Niedawno odbyłam niezwykłą podróż – tak wyjątkową, że postanowiłam ją krótko opisać i podzielić się z Wami kilkoma zdjęciami. Jednak ten wpis nie powstał po to, by zapewnić Wam wyłącznie czytelniczą rozrywkę. Chciałabym zachęcić Was do śledzenia i zaangażowania się w ważny projekt, który właśnie rozpoczynam.
W Afryce odwiedziłam miejsca, gdzie każdego dnia dokonują się małe cuda. Gdzie lekarze i wolontariusze pomagają chorym w warunkach, które trudno sobie wyobrazić. To spotkania z niezwykłymi ludźmi i historie, które poruszają do głębi.
Zainspirowana tym doświadczeniem, postanowiłam stworzyć serię obrazów zatytułowaną “Szara Afryka w różowych okularach“, które zobrazują te emocje i sytuacje, o których Wam opowiadam. Mam nadzieję, że z czasem obrazy te znajdą swoich właścicieli, a wybrane motywy pojawią się także na apaszkach. Cały dochód z tej akcji przekażę na wsparcie wybranych miejsc, gdzie pomoc jest najbardziej potrzebna. Niestety nie da się pomóc wszystkim, ale wierzę, że razem możemy realnie zmienić czyjeś życie na lepsze.
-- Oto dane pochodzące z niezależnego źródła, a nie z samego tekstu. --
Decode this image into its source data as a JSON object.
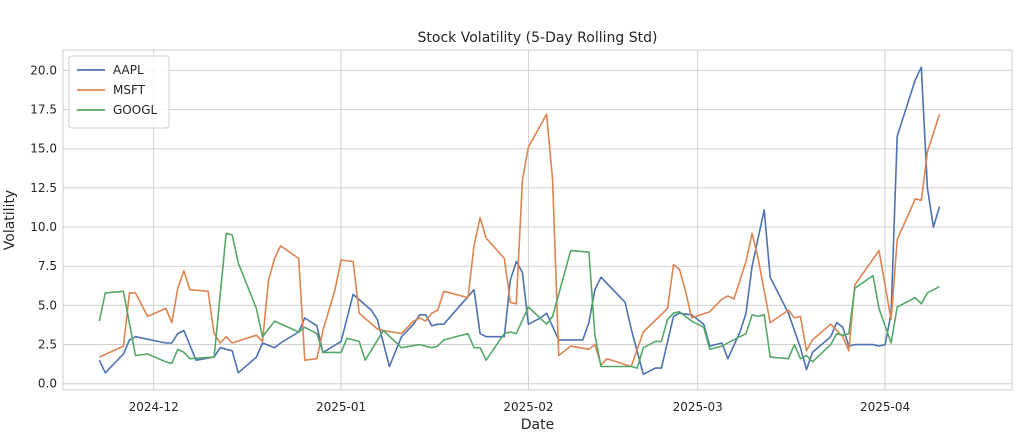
{
  "chart_data": {
    "type": "line",
    "title": "Stock Volatility (5-Day Rolling Std)",
    "xlabel": "Date",
    "ylabel": "Volatility",
    "ylim": [
      -0.4,
      21.3
    ],
    "xlim": [
      "2024-11-16",
      "2025-04-22"
    ],
    "grid": true,
    "legend_position": "top-left",
    "x_ticks": [
      {
        "date": "2024-12-01",
        "label": "2024-12"
      },
      {
        "date": "2025-01-01",
        "label": "2025-01"
      },
      {
        "date": "2025-02-01",
        "label": "2025-02"
      },
      {
        "date": "2025-03-01",
        "label": "2025-03"
      },
      {
        "date": "2025-04-01",
        "label": "2025-04"
      }
    ],
    "y_ticks": [
      {
        "value": 0,
        "label": "0.0"
      },
      {
        "value": 2.5,
        "label": "2.5"
      },
      {
        "value": 5,
        "label": "5.0"
      },
      {
        "value": 7.5,
        "label": "7.5"
      },
      {
        "value": 10,
        "label": "10.0"
      },
      {
        "value": 12.5,
        "label": "12.5"
      },
      {
        "value": 15,
        "label": "15.0"
      },
      {
        "value": 17.5,
        "label": "17.5"
      },
      {
        "value": 20,
        "label": "20.0"
      }
    ],
    "series": [
      {
        "name": "AAPL",
        "color": "#4c72b0",
        "points": [
          [
            "2024-11-22",
            1.5
          ],
          [
            "2024-11-23",
            0.7
          ],
          [
            "2024-11-26",
            1.9
          ],
          [
            "2024-11-27",
            2.8
          ],
          [
            "2024-11-28",
            3.0
          ],
          [
            "2024-12-03",
            2.6
          ],
          [
            "2024-12-04",
            2.6
          ],
          [
            "2024-12-05",
            3.2
          ],
          [
            "2024-12-06",
            3.4
          ],
          [
            "2024-12-08",
            1.5
          ],
          [
            "2024-12-11",
            1.7
          ],
          [
            "2024-12-12",
            2.3
          ],
          [
            "2024-12-14",
            2.1
          ],
          [
            "2024-12-15",
            0.7
          ],
          [
            "2024-12-18",
            1.7
          ],
          [
            "2024-12-19",
            2.6
          ],
          [
            "2024-12-21",
            2.3
          ],
          [
            "2024-12-22",
            2.6
          ],
          [
            "2024-12-25",
            3.3
          ],
          [
            "2024-12-26",
            4.2
          ],
          [
            "2024-12-28",
            3.7
          ],
          [
            "2024-12-29",
            2.0
          ],
          [
            "2025-01-01",
            2.7
          ],
          [
            "2025-01-03",
            5.7
          ],
          [
            "2025-01-06",
            4.7
          ],
          [
            "2025-01-07",
            4.1
          ],
          [
            "2025-01-09",
            1.1
          ],
          [
            "2025-01-11",
            3.0
          ],
          [
            "2025-01-13",
            3.8
          ],
          [
            "2025-01-14",
            4.4
          ],
          [
            "2025-01-15",
            4.4
          ],
          [
            "2025-01-16",
            3.7
          ],
          [
            "2025-01-17",
            3.8
          ],
          [
            "2025-01-18",
            3.8
          ],
          [
            "2025-01-23",
            6.0
          ],
          [
            "2025-01-24",
            3.2
          ],
          [
            "2025-01-25",
            3.0
          ],
          [
            "2025-01-28",
            3.0
          ],
          [
            "2025-01-29",
            6.6
          ],
          [
            "2025-01-30",
            7.8
          ],
          [
            "2025-01-31",
            7.1
          ],
          [
            "2025-02-01",
            3.8
          ],
          [
            "2025-02-03",
            4.2
          ],
          [
            "2025-02-04",
            4.5
          ],
          [
            "2025-02-06",
            2.8
          ],
          [
            "2025-02-10",
            2.8
          ],
          [
            "2025-02-11",
            3.9
          ],
          [
            "2025-02-12",
            6.0
          ],
          [
            "2025-02-13",
            6.8
          ],
          [
            "2025-02-17",
            5.2
          ],
          [
            "2025-02-18",
            3.5
          ],
          [
            "2025-02-20",
            0.6
          ],
          [
            "2025-02-22",
            1.0
          ],
          [
            "2025-02-23",
            1.0
          ],
          [
            "2025-02-25",
            4.3
          ],
          [
            "2025-02-26",
            4.5
          ],
          [
            "2025-02-28",
            4.4
          ],
          [
            "2025-03-02",
            3.8
          ],
          [
            "2025-03-03",
            2.4
          ],
          [
            "2025-03-05",
            2.6
          ],
          [
            "2025-03-06",
            1.6
          ],
          [
            "2025-03-08",
            3.3
          ],
          [
            "2025-03-09",
            4.5
          ],
          [
            "2025-03-10",
            7.5
          ],
          [
            "2025-03-12",
            11.1
          ],
          [
            "2025-03-13",
            6.8
          ],
          [
            "2025-03-16",
            4.5
          ],
          [
            "2025-03-18",
            2.3
          ],
          [
            "2025-03-19",
            0.9
          ],
          [
            "2025-03-20",
            2.0
          ],
          [
            "2025-03-23",
            3.0
          ],
          [
            "2025-03-24",
            3.9
          ],
          [
            "2025-03-25",
            3.6
          ],
          [
            "2025-03-26",
            2.4
          ],
          [
            "2025-03-27",
            2.5
          ],
          [
            "2025-03-30",
            2.5
          ],
          [
            "2025-03-31",
            2.4
          ],
          [
            "2025-04-01",
            2.5
          ],
          [
            "2025-04-02",
            4.5
          ],
          [
            "2025-04-03",
            15.8
          ],
          [
            "2025-04-06",
            19.4
          ],
          [
            "2025-04-07",
            20.2
          ],
          [
            "2025-04-08",
            12.5
          ],
          [
            "2025-04-09",
            10.0
          ],
          [
            "2025-04-10",
            11.3
          ]
        ]
      },
      {
        "name": "MSFT",
        "color": "#dd8452",
        "points": [
          [
            "2024-11-22",
            1.7
          ],
          [
            "2024-11-26",
            2.4
          ],
          [
            "2024-11-27",
            5.8
          ],
          [
            "2024-11-28",
            5.8
          ],
          [
            "2024-11-30",
            4.3
          ],
          [
            "2024-12-03",
            4.8
          ],
          [
            "2024-12-04",
            3.9
          ],
          [
            "2024-12-05",
            6.1
          ],
          [
            "2024-12-06",
            7.2
          ],
          [
            "2024-12-07",
            6.0
          ],
          [
            "2024-12-10",
            5.9
          ],
          [
            "2024-12-11",
            3.2
          ],
          [
            "2024-12-12",
            2.6
          ],
          [
            "2024-12-13",
            3.0
          ],
          [
            "2024-12-14",
            2.6
          ],
          [
            "2024-12-18",
            3.1
          ],
          [
            "2024-12-19",
            2.7
          ],
          [
            "2024-12-20",
            6.6
          ],
          [
            "2024-12-21",
            8.0
          ],
          [
            "2024-12-22",
            8.8
          ],
          [
            "2024-12-25",
            8.0
          ],
          [
            "2024-12-26",
            1.5
          ],
          [
            "2024-12-28",
            1.6
          ],
          [
            "2024-12-29",
            3.4
          ],
          [
            "2024-12-31",
            6.0
          ],
          [
            "2025-01-01",
            7.9
          ],
          [
            "2025-01-03",
            7.8
          ],
          [
            "2025-01-04",
            4.5
          ],
          [
            "2025-01-07",
            3.5
          ],
          [
            "2025-01-08",
            3.4
          ],
          [
            "2025-01-11",
            3.2
          ],
          [
            "2025-01-13",
            4.0
          ],
          [
            "2025-01-14",
            4.2
          ],
          [
            "2025-01-15",
            4.0
          ],
          [
            "2025-01-16",
            4.5
          ],
          [
            "2025-01-17",
            4.7
          ],
          [
            "2025-01-18",
            5.9
          ],
          [
            "2025-01-22",
            5.5
          ],
          [
            "2025-01-23",
            8.8
          ],
          [
            "2025-01-24",
            10.6
          ],
          [
            "2025-01-25",
            9.3
          ],
          [
            "2025-01-28",
            8.0
          ],
          [
            "2025-01-29",
            5.2
          ],
          [
            "2025-01-30",
            5.1
          ],
          [
            "2025-01-31",
            13.0
          ],
          [
            "2025-02-01",
            15.1
          ],
          [
            "2025-02-04",
            17.2
          ],
          [
            "2025-02-05",
            13.0
          ],
          [
            "2025-02-06",
            1.8
          ],
          [
            "2025-02-08",
            2.4
          ],
          [
            "2025-02-11",
            2.2
          ],
          [
            "2025-02-12",
            2.5
          ],
          [
            "2025-02-13",
            1.2
          ],
          [
            "2025-02-14",
            1.6
          ],
          [
            "2025-02-18",
            1.1
          ],
          [
            "2025-02-20",
            3.3
          ],
          [
            "2025-02-24",
            4.8
          ],
          [
            "2025-02-25",
            7.6
          ],
          [
            "2025-02-26",
            7.3
          ],
          [
            "2025-02-27",
            5.9
          ],
          [
            "2025-02-28",
            4.2
          ],
          [
            "2025-03-03",
            4.6
          ],
          [
            "2025-03-05",
            5.4
          ],
          [
            "2025-03-06",
            5.6
          ],
          [
            "2025-03-07",
            5.4
          ],
          [
            "2025-03-09",
            7.8
          ],
          [
            "2025-03-10",
            9.6
          ],
          [
            "2025-03-11",
            8.0
          ],
          [
            "2025-03-13",
            3.9
          ],
          [
            "2025-03-16",
            4.7
          ],
          [
            "2025-03-17",
            4.2
          ],
          [
            "2025-03-18",
            4.3
          ],
          [
            "2025-03-19",
            2.1
          ],
          [
            "2025-03-20",
            2.8
          ],
          [
            "2025-03-23",
            3.8
          ],
          [
            "2025-03-25",
            3.0
          ],
          [
            "2025-03-26",
            2.1
          ],
          [
            "2025-03-27",
            6.3
          ],
          [
            "2025-03-31",
            8.5
          ],
          [
            "2025-04-02",
            4.1
          ],
          [
            "2025-04-03",
            9.2
          ],
          [
            "2025-04-06",
            11.8
          ],
          [
            "2025-04-07",
            11.7
          ],
          [
            "2025-04-08",
            14.8
          ],
          [
            "2025-04-10",
            17.2
          ]
        ]
      },
      {
        "name": "GOOGL",
        "color": "#55a868",
        "points": [
          [
            "2024-11-22",
            4.0
          ],
          [
            "2024-11-23",
            5.8
          ],
          [
            "2024-11-26",
            5.9
          ],
          [
            "2024-11-28",
            1.8
          ],
          [
            "2024-11-30",
            1.9
          ],
          [
            "2024-12-03",
            1.4
          ],
          [
            "2024-12-04",
            1.3
          ],
          [
            "2024-12-05",
            2.2
          ],
          [
            "2024-12-06",
            2.0
          ],
          [
            "2024-12-07",
            1.6
          ],
          [
            "2024-12-11",
            1.7
          ],
          [
            "2024-12-13",
            9.6
          ],
          [
            "2024-12-14",
            9.5
          ],
          [
            "2024-12-15",
            7.7
          ],
          [
            "2024-12-18",
            4.8
          ],
          [
            "2024-12-19",
            3.0
          ],
          [
            "2024-12-21",
            4.0
          ],
          [
            "2024-12-25",
            3.3
          ],
          [
            "2024-12-26",
            3.6
          ],
          [
            "2024-12-28",
            3.2
          ],
          [
            "2024-12-29",
            2.0
          ],
          [
            "2025-01-01",
            2.0
          ],
          [
            "2025-01-02",
            2.9
          ],
          [
            "2025-01-04",
            2.7
          ],
          [
            "2025-01-05",
            1.5
          ],
          [
            "2025-01-08",
            3.4
          ],
          [
            "2025-01-11",
            2.3
          ],
          [
            "2025-01-14",
            2.5
          ],
          [
            "2025-01-15",
            2.4
          ],
          [
            "2025-01-16",
            2.3
          ],
          [
            "2025-01-17",
            2.4
          ],
          [
            "2025-01-18",
            2.8
          ],
          [
            "2025-01-22",
            3.2
          ],
          [
            "2025-01-23",
            2.3
          ],
          [
            "2025-01-24",
            2.3
          ],
          [
            "2025-01-25",
            1.5
          ],
          [
            "2025-01-28",
            3.2
          ],
          [
            "2025-01-29",
            3.3
          ],
          [
            "2025-01-30",
            3.2
          ],
          [
            "2025-02-01",
            4.9
          ],
          [
            "2025-02-04",
            3.8
          ],
          [
            "2025-02-05",
            4.3
          ],
          [
            "2025-02-08",
            8.5
          ],
          [
            "2025-02-11",
            8.4
          ],
          [
            "2025-02-12",
            3.1
          ],
          [
            "2025-02-13",
            1.1
          ],
          [
            "2025-02-18",
            1.1
          ],
          [
            "2025-02-19",
            1.0
          ],
          [
            "2025-02-20",
            2.3
          ],
          [
            "2025-02-22",
            2.7
          ],
          [
            "2025-02-23",
            2.7
          ],
          [
            "2025-02-24",
            4.1
          ],
          [
            "2025-02-25",
            4.5
          ],
          [
            "2025-02-26",
            4.6
          ],
          [
            "2025-02-28",
            4.0
          ],
          [
            "2025-03-01",
            3.8
          ],
          [
            "2025-03-02",
            3.6
          ],
          [
            "2025-03-03",
            2.2
          ],
          [
            "2025-03-05",
            2.4
          ],
          [
            "2025-03-08",
            3.0
          ],
          [
            "2025-03-09",
            3.2
          ],
          [
            "2025-03-10",
            4.4
          ],
          [
            "2025-03-11",
            4.3
          ],
          [
            "2025-03-12",
            4.4
          ],
          [
            "2025-03-13",
            1.7
          ],
          [
            "2025-03-16",
            1.6
          ],
          [
            "2025-03-17",
            2.5
          ],
          [
            "2025-03-18",
            1.6
          ],
          [
            "2025-03-19",
            1.8
          ],
          [
            "2025-03-20",
            1.4
          ],
          [
            "2025-03-23",
            2.5
          ],
          [
            "2025-03-24",
            3.2
          ],
          [
            "2025-03-25",
            3.1
          ],
          [
            "2025-03-26",
            3.2
          ],
          [
            "2025-03-27",
            6.1
          ],
          [
            "2025-03-30",
            6.9
          ],
          [
            "2025-03-31",
            4.8
          ],
          [
            "2025-04-02",
            2.6
          ],
          [
            "2025-04-03",
            4.9
          ],
          [
            "2025-04-06",
            5.5
          ],
          [
            "2025-04-07",
            5.1
          ],
          [
            "2025-04-08",
            5.8
          ],
          [
            "2025-04-10",
            6.2
          ]
        ]
      }
    ]
  }
}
Zapraszam Was do śledzenia tej wyjątkowej podróży – tej przez Afrykę, przez sztukę i przez ludzkie serca.
—————
Podróż, która zmienia człowieka, zaczyna się czasem zupełnie nie tam, gdzie się tego spodziewamy. Moje pierwsze wyprawowe kroki kradnie miejsce, gdzie szarość pustyni przysłania bajkowy blask – witajcie w Dubaju. Podczas jedynej doby pobytu w tym mieście doświadczyłam zderzenia z przepychem i dobrobytem na skalę nieznaną mi dotąd z Europy. Ulice są nieskazitelnie czyste, każdy skrawek przestrzeni dopieszczony, żadnego papierka, żadnej skazy. Wszystko lśni i mieni się w słońcu tak, że chwilami trudno uwierzyć, iż jeszcze niedawno była tu tylko pustynia.Miasto zadziwia kontrastami: oazy zieleni, parki i palmy, których zieleń aż razi intensywnością, sąsiadują z turkusową wodą sztucznych jezior i basenów. Wokół – las szklanych, potężnych wieżowców, które po zmroku zamieniają się w rozświetloną feerię barw, tworząc pejzaż jak z futurystycznego snu.Kulminacją tego spektaklu jest wjazd na Burj Khalifa. Stojąc na tarasie widokowym, patrzysz na Dubaj z góry i nawet jeśli nie jesteś fanem nowoczesnej architektury, musisz przyznać: to cudo inżynierii, dowód na to, że ludzka wyobraźnia i determinacja nie znają granic. Zachwyt jest nieunikniony, szczególnie gdy uświadamiasz sobie, że to wszystko powstało w zaledwie kilkadziesiąt lat, na suchym, nieprzyjaznym piasku.Jednak Dubaj to tylko przystanek. To różowe okulary na nosie tuż przed prawdziwą podróżą w głąb Afryki. Doba wystarczy, by dać się oczarować i – być może – złapać się na tym, że prawdziwe życie czeka dopiero za progiem tego niezwykłego miasta. A już na pewno na … Madagaskarze.